1740-02-18, de Voltaire [François Marie Arouet] à Jean Baptiste François Durey de Mesnières.

Cheron a enfin vu Govers, comme François premier vit Charles quint à Madrid.
Mais nos deux modernes héros ne sont point convenus de la rançon. Voylàmonsieur touttes les nouvelles que je peux avoir l'honneur de vous dire. Madame du Chastelet s'est mis en tête d'avoir une certaine lettre qu'on devoit en effet me rendre, mais je crois que ce n'est pas la peine de se fatiguer pour si peu de chose, et que le mauvais procédé de me retenir cette lettre après me l'avoir fait payer, ne peut jamais me nuire.
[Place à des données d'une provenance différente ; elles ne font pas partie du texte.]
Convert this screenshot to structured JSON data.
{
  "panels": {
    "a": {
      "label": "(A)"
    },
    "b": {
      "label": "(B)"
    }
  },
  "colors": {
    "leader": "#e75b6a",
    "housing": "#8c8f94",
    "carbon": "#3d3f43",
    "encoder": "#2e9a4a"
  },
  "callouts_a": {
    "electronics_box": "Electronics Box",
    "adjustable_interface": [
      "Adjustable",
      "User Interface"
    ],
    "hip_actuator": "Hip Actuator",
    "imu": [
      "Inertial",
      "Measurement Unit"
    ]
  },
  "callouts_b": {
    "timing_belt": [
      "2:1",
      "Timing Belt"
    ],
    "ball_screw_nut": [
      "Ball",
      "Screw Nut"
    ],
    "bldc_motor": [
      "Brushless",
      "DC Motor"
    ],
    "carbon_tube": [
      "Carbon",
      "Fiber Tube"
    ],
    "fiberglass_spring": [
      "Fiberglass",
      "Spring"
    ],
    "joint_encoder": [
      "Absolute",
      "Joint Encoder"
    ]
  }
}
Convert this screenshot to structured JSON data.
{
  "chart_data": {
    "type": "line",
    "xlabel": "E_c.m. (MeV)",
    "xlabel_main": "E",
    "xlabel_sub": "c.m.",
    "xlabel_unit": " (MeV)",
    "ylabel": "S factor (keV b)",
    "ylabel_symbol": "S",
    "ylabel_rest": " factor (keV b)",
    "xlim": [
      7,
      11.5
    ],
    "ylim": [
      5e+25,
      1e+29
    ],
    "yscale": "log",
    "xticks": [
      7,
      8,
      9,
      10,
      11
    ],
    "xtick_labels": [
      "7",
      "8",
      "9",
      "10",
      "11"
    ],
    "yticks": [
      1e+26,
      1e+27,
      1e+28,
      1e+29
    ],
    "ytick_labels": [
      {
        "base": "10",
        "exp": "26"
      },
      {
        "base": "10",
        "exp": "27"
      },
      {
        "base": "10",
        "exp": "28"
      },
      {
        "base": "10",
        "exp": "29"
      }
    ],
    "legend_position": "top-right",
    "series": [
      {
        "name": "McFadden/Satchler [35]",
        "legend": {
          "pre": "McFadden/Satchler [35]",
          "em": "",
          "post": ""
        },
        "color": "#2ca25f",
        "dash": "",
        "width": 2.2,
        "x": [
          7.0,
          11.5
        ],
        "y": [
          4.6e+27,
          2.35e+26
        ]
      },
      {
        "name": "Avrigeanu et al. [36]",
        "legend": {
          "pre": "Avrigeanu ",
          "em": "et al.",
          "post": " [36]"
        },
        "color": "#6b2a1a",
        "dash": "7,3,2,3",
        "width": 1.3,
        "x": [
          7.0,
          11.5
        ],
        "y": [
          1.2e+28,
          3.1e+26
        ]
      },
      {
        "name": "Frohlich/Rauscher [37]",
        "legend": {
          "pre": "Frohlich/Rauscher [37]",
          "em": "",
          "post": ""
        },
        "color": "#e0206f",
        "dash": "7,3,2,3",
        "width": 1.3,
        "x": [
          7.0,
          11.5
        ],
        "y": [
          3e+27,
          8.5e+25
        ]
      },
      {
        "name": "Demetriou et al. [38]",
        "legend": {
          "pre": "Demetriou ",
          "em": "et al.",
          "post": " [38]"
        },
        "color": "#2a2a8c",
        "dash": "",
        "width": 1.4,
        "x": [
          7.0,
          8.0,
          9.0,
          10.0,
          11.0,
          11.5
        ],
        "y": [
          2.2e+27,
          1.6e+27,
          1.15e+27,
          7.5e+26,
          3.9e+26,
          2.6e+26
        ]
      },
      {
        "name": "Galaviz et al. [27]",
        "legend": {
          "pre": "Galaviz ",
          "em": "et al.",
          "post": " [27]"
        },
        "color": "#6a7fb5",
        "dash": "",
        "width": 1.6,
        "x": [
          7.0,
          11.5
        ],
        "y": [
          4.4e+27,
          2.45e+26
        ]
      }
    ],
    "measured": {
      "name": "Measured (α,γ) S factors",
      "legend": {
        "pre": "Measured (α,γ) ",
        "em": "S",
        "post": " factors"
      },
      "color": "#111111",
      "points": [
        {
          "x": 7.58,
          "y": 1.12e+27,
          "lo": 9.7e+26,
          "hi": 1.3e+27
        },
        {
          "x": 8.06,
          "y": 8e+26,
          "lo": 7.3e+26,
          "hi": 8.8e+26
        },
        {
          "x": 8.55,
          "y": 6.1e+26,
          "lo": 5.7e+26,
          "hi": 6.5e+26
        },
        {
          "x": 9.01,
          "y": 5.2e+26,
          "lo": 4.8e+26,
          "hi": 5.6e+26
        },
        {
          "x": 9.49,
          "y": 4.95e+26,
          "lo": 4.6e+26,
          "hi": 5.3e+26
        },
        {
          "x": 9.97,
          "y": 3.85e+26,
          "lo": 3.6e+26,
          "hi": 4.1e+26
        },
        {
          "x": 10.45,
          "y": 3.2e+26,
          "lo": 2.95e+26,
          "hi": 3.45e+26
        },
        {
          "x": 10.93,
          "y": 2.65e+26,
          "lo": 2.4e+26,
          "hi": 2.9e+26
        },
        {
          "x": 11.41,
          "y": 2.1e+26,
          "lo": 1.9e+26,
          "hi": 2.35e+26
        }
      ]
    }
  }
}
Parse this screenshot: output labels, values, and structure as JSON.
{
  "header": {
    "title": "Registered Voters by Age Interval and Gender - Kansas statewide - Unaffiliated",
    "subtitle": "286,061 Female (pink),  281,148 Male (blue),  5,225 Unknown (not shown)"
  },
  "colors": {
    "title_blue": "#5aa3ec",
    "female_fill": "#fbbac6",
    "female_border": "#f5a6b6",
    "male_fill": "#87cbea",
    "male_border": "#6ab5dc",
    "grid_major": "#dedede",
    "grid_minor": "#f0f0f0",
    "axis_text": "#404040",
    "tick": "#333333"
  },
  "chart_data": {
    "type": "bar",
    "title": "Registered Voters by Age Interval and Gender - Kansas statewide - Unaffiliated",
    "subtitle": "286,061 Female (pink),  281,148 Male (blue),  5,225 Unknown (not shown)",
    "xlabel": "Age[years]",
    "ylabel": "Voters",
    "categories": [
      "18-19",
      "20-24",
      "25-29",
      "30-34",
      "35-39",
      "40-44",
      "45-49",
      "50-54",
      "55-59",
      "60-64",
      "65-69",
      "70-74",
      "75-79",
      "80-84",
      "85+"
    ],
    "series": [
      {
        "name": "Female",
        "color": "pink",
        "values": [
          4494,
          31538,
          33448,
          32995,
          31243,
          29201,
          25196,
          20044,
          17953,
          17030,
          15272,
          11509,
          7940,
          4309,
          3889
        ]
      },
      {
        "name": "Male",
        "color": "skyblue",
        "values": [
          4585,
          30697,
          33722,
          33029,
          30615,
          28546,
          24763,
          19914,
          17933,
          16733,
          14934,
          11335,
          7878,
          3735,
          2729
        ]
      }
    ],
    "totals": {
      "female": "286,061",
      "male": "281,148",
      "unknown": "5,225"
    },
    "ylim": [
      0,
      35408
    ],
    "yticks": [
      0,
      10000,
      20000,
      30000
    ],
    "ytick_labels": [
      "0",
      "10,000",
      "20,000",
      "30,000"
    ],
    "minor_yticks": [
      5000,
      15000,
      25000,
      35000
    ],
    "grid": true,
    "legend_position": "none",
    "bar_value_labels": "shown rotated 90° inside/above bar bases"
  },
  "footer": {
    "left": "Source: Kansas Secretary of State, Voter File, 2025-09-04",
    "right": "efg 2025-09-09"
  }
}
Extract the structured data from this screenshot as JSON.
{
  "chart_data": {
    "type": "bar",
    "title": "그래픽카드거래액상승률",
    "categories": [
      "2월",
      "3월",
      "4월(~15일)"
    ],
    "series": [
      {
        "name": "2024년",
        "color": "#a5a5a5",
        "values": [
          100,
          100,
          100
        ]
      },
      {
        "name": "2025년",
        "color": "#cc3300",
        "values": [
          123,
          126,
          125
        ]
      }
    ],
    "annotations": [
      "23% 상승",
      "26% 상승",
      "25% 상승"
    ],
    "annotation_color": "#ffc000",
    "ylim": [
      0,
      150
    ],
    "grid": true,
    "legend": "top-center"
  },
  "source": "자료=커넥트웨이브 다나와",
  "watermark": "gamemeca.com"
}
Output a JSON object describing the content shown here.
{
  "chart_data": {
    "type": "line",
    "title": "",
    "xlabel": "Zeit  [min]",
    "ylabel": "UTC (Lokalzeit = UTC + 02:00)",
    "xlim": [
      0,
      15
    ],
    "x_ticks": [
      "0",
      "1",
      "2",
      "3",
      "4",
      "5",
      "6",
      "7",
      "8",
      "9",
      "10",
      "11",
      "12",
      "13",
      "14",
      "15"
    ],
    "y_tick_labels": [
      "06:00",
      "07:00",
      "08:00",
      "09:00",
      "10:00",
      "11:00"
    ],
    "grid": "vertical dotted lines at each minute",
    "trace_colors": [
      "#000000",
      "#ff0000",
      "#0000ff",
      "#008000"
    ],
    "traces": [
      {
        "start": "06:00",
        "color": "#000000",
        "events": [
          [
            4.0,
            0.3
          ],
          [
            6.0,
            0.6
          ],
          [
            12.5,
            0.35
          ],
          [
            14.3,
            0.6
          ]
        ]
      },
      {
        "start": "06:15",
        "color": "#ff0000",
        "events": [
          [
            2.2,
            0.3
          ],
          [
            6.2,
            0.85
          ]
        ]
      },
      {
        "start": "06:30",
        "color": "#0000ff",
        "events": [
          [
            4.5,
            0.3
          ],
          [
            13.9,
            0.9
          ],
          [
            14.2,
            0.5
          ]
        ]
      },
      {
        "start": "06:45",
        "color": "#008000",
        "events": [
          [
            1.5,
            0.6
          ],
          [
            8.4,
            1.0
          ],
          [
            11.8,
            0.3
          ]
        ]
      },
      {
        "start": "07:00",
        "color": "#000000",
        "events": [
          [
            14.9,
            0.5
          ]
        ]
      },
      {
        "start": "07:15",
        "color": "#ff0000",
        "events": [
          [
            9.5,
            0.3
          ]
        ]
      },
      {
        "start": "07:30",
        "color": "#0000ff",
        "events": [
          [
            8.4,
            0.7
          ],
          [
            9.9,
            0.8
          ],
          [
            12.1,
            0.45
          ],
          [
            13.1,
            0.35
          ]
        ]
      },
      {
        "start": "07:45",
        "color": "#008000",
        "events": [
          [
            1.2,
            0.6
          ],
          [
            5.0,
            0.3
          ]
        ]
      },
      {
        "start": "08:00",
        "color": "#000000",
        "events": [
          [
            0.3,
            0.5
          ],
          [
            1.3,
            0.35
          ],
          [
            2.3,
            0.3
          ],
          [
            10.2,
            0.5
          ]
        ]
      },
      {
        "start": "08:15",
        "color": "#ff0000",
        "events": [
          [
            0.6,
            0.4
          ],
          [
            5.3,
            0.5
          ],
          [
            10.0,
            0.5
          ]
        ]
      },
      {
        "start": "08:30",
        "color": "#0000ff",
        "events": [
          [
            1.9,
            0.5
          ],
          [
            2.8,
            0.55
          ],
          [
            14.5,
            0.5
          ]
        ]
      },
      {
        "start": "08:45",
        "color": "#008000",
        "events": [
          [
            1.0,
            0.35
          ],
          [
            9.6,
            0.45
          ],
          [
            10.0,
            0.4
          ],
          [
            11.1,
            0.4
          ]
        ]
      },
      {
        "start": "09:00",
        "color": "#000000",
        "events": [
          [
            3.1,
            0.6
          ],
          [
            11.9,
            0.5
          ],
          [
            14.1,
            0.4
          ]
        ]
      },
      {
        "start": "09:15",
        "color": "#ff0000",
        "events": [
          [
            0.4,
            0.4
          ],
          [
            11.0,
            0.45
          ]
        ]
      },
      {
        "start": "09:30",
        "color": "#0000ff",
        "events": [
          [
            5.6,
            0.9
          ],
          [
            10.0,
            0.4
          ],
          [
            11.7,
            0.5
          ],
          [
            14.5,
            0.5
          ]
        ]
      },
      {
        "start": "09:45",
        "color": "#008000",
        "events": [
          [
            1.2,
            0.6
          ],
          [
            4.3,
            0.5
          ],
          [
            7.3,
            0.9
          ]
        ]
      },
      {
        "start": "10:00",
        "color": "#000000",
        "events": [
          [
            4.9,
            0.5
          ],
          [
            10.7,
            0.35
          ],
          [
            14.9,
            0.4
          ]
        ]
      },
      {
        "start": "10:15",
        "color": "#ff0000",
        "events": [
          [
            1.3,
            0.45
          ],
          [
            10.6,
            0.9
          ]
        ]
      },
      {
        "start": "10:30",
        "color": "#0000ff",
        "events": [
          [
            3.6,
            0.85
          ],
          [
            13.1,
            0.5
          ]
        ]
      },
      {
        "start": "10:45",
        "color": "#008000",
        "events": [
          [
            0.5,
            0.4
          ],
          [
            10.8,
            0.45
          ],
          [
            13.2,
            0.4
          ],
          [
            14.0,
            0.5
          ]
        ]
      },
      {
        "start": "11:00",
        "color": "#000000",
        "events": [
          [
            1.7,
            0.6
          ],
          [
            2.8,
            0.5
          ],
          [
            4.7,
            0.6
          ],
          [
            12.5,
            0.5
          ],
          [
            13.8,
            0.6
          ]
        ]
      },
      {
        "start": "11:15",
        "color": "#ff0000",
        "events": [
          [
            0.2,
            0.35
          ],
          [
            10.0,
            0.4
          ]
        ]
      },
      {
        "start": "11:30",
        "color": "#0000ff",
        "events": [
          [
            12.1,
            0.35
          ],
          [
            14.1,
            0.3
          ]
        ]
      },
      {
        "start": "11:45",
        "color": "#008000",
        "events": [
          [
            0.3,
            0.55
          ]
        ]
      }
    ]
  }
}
Il y a une autre grâce que je voudrois vous demander ce seroit de me faire avoir une paire de ces orphelins qu'on a si glorieusement saisis chez Praut; les animaux bleu et or qui ont fait cette conquête se font payer des frais de la guerre en vendant au public les dépouilles des ennemis. Ne pouriez vous pas monsieur en obtenir une couple? Encor faut il que j'en aye. Je vous en aurois bien de l'obligation. On vend avec baucoup de succez à ce que j'entends dire, gogo, fretillon, les écosseuses, le prince titi, la comédie du bordel, les andouilles. Les étrangers ne cessent d'admirer cette protection qu'on donne en France aux baux arts. Adieu monsieur je souhaite que vous soyez dans une de ces places où l'on peut contribuer à la gloire de la patrie ou au moins à la tirer de l'avilissement. Personne ne vous est dévoué avec plus de reconnaissance.

V.

J'ay rouvert ma lettre monsieur à la réception de la vôtre. Je me croirois heureux si je pouvois engager Govers à quelque chose qui pût vous plaire. Il y faudra du temps. Je suis je croi le seul Français icy dont il ne se défie pas. Il m'aime par ce qu'il a été dans la même chambre que moy dans le palais bâti par Charles cinq. J'espère venir à bout de luy dans quelques mois.